The judges felt the team’s experiment was particularly relevant to current life in space as nutrition is extremely important to astronauts and preserving vitamins in their diet whilst in orbit could have beneficial effects on their health.
As well as working on their experiments, the pupils and students have been learning more about what life is like in outer space from former NASA astronaut, Tony Antonelli, who was the Space Shuttle Discovery pilot on the STS-119 mission to the International Space Station in 2009.
The purpose of the interactive Mission Discovery programme is to teach young people about space and science, technology, engineering and mathematics (STEM)-related subjects, in a unique and engaging way. The initiative’s aim is to raise the aspirations of students to consider STEM subjects whilst demonstrating the breadth of career options they offer.
“It has been a pleasure to meet participants of Mission Discovery at the University of the West of Scotland this week. The students have really impressed me during the week-long endeavour with their innovative and creative ideas, and it has been great to see the University supporting so many students onto the programme."Tony Antonelli, former NASA astronaut
"It is an incredible opportunity to have your idea used as an experiment on the International Space Station, and it’s been fascinating to watch the ideas develop over the last few days. A huge well done must go to all involved.”
Chris Barber, Founder of the International Space School Education Trust (ISSET), said: “It has been a full-on but exciting week for the students taking part in Mission Discovery. The programme gives young people the chance to learn a range of life-long skills from NASA and its approach to developing leadership, team building and personal development as well as fostering interest in science and research. It’s an amazing opportunity for these young people to have their ideas carried out in space by astronauts as they orbit the earth.”
Professor Craig Mahoney, Principal and Vice-Chancellor of the University of the West of Scotland, said: “Congratulations to all pupils and students who were involved in this week’s UWS Mission Discovery space school at our Paisley campus. A special well done must also go to the winning team, Orbit, with their creative idea to investigate to effects of microgravity on the degradation of Vitamin C in space.
“The UWS Mission Discovery programme is a unique and inspiring chance for participants to meet, learn from, and work alongside a NASA astronaut and leading NASA, ISSET and UWS scientists.
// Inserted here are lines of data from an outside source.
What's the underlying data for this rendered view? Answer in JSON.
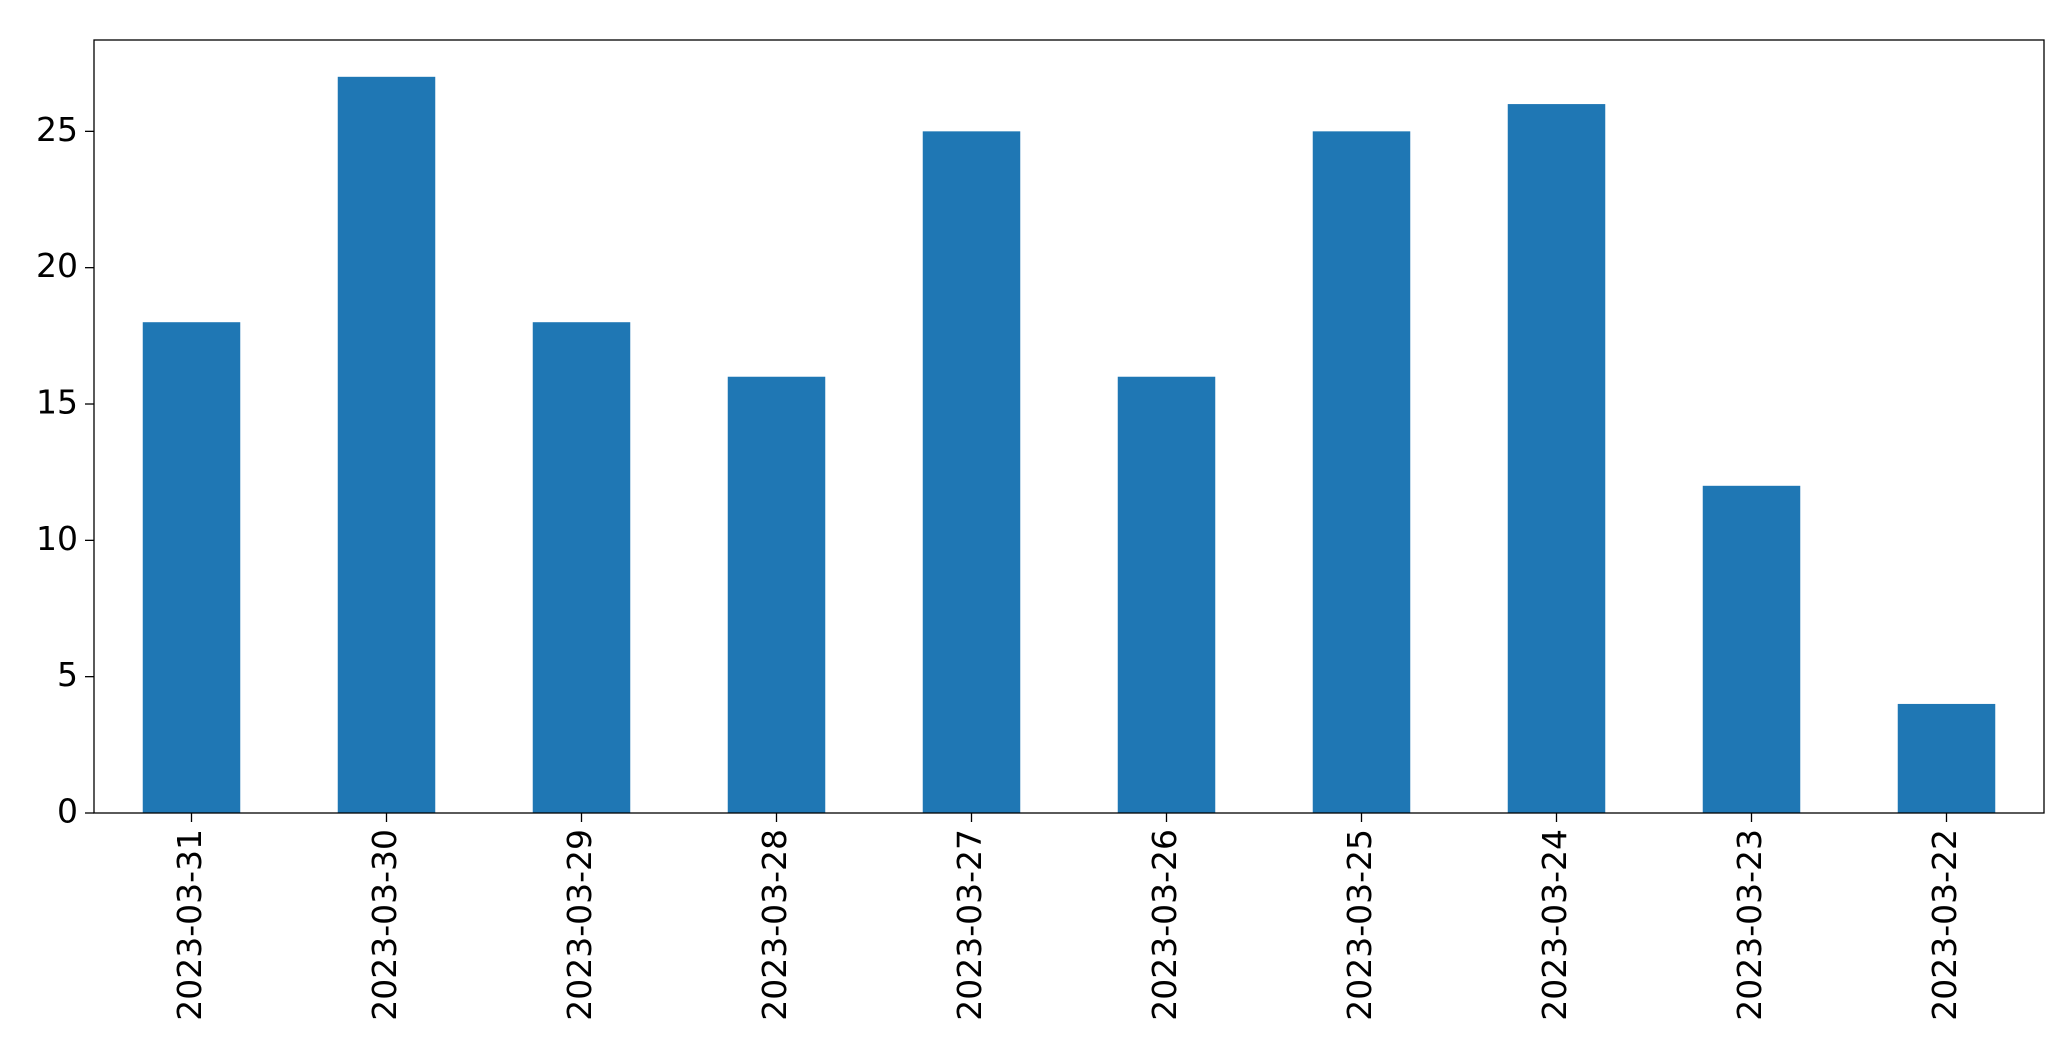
{
  "chart_data": {
    "type": "bar",
    "categories": [
      "2023-03-31",
      "2023-03-30",
      "2023-03-29",
      "2023-03-28",
      "2023-03-27",
      "2023-03-26",
      "2023-03-25",
      "2023-03-24",
      "2023-03-23",
      "2023-03-22"
    ],
    "values": [
      18,
      27,
      18,
      16,
      25,
      16,
      25,
      26,
      12,
      4
    ],
    "color": "#1f77b4",
    "ylim": [
      0,
      28.35
    ],
    "yticks": [
      0,
      5,
      10,
      15,
      20,
      25
    ],
    "grid": false
  }
}
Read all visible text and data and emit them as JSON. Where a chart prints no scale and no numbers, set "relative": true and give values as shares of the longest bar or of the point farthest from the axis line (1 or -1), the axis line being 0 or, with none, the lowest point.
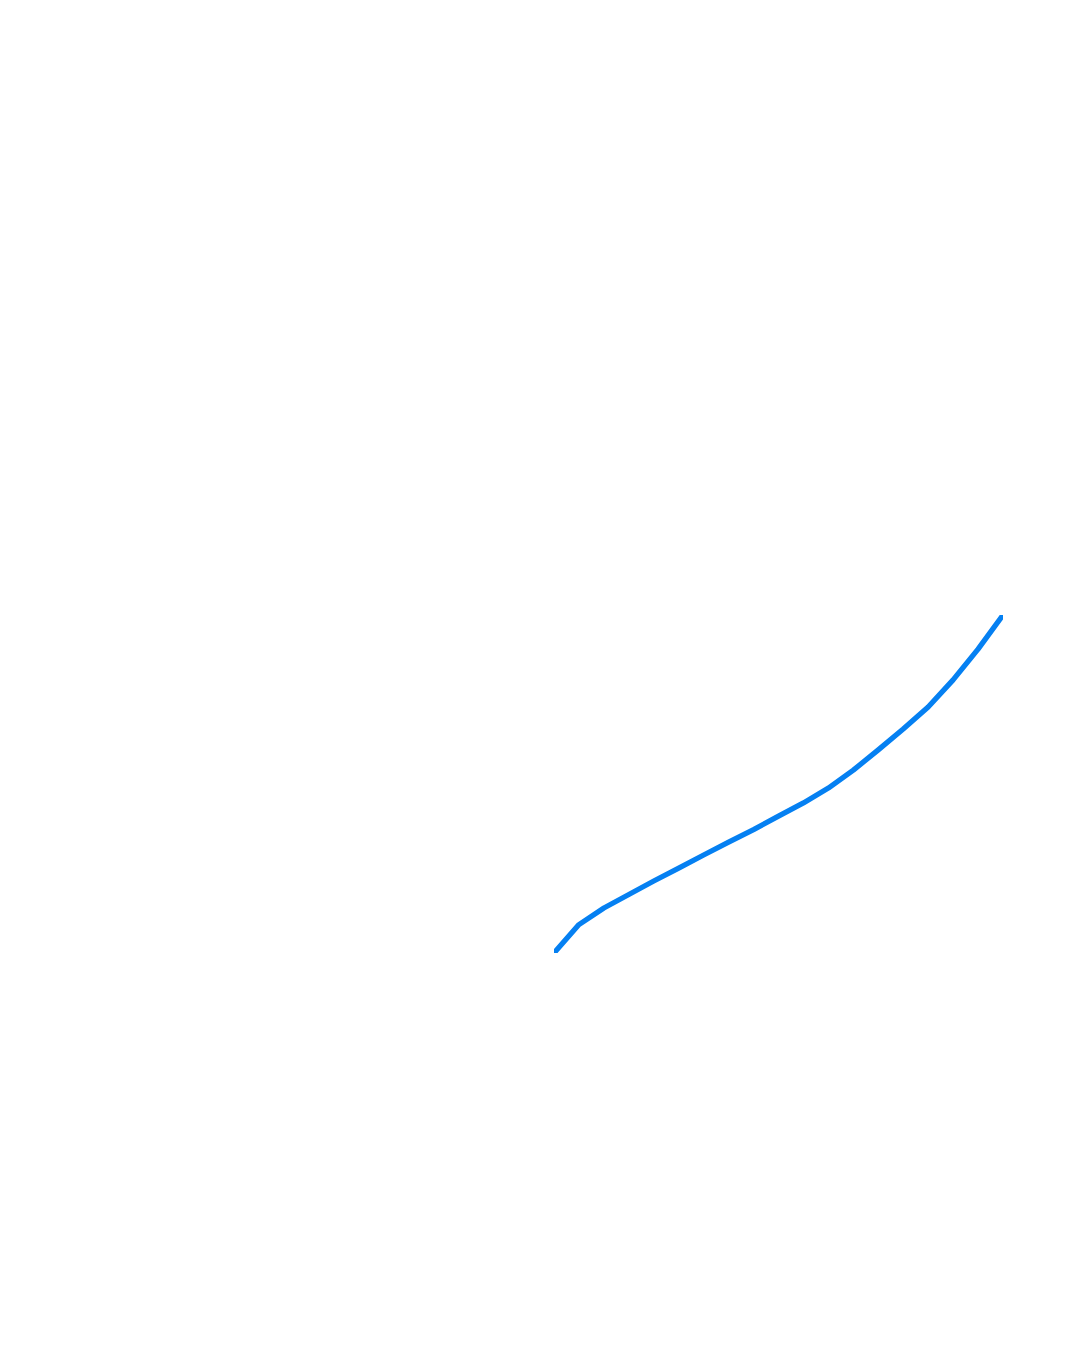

At UWS, we are committed to developing and encouraging the best talent in STEM-related subjects and this inspirational week has certainly demonstrated the vast and exciting career opportunities STEM subjects can present.”UWS Principal Prof Craig Mahoney
This week’s event comes after UWS announced in February its official partnership with the International Space School Education Trust, which will see three world-leading UWS PhD research projects addressing health and sustainability being carried out on the International Space Station.
The initiative gives the University and its PhD students the opportunity to collaborate with NASA and other American academic institutions, enabling them to apply their research and expertise to tackle challenges faced on Earth and in space.